Bu iddianın ağır olduğunun farkındayım. Ama kanıtı açıktır. Yirmi yıla yakın süredir, ezberin ne olduğunu gerçekten anlamış sadece 1 (yazıyla bir) kişiye rastladım. “Rakibini yenmek için önce silahını iyi anlayacaksın” sözü demek ki boşuna değilmiş.
Ama ezbersiz eğitim lafını eden binlerce kişiyle tanıştım. Bunların tamamı (1 kişi hariç) ezberin ne olduğu, ne güçlü -ve yıkıcı- bir araç olduğunun farkında değildi. Ama sözel olarak cumhuriyetin bekçileri olduğunu söylüyor, belki kendileri de buna inanıyorlardı.
Sorun ideolojik iddia sahiplerinde değildir..
Her toplumda her tür ideolojinin savunucuları, liderleri, kadroları, sempatizanları bulunabilir. Sürekli olarak bunları konuşmak, tehlikelerden söz etmek, soyut uyanmaya davetiyeleri yayımlamak aptalcadır, zavallıcadır.
Gerçekten bir şeylerin farkında olanlar, bu toplumu sürekli geriye götürenin de, bilimden hiç nasibimizi alamamanın altında da aynı şeyin bulunduğunu idrak etmek zorundadırlar. Bu şey kuşkusuzluk (yani yürektenlik, sorgulamamak, söylenene inanmak), dilimize sokuşturulan sözcükle (ezber)dir.

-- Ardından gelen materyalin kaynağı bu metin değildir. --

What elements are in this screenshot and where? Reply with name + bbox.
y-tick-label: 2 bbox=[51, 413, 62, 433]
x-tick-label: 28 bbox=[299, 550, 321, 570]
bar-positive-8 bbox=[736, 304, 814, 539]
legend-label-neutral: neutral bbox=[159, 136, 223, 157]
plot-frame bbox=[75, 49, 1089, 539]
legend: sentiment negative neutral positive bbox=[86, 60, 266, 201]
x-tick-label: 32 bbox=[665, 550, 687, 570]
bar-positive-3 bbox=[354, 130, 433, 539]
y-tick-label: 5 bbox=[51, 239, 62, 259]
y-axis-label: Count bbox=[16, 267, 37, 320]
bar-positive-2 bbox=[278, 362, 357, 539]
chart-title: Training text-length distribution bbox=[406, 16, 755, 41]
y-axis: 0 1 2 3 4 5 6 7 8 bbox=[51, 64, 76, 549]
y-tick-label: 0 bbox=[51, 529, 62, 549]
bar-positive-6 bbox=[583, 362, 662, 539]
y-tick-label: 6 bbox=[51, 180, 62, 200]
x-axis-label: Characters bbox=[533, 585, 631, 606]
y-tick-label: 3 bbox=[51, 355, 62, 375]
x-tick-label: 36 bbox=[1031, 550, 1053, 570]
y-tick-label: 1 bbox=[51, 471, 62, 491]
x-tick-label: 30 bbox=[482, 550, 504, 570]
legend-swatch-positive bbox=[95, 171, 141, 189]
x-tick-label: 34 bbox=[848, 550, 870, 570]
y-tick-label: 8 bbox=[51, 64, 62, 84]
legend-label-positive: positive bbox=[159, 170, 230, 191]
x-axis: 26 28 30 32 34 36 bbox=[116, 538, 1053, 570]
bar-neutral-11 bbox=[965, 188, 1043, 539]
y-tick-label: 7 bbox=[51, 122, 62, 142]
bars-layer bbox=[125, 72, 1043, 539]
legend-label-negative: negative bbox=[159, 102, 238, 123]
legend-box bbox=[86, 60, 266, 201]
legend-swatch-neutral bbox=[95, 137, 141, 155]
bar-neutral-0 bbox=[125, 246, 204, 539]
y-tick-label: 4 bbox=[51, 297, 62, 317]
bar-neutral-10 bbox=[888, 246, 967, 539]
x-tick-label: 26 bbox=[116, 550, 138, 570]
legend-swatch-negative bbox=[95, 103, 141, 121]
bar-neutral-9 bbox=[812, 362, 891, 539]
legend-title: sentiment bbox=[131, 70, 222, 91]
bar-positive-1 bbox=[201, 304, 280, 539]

Körpe beyinlere mutlak doğruları sokuşturup toplumun bölünmesine yol açanlar ile, bunu anlamaya çalışmayanlar, anlayıp da dile getirmeyenler arasında bir fark yoktur.
Cuma, Mayıs 5, 2006
Se vcs nõ aguentarem ou tiverem que usar rapido, coloque um pano de prato em cima, tudo certo, não vai espirrar e nem se queimar. Mais vale deixar um pouquinho em baixo da toreinra..ok bjs
It’s recommended to use your footwear only inside of assortment of 350-500 functioning mls. In the event you make use of your own sneakers much more than Five hundred mls, there’s an elevated probability that your particular footwear are formerly ruined even if no existing physically.In addition, you’ve to maintain an eye on age your own operating shoes. Like a outcome, you’ve to be aware in case you ordered, and just how
“The US doesn’t influence Israel that much.”Haven’t you noticed, anan, that’s the major problem for many commenters! Israel and its supporters somehow exercises too much influence over the US, strong-arming disproportionate amounts of aid and access for itself.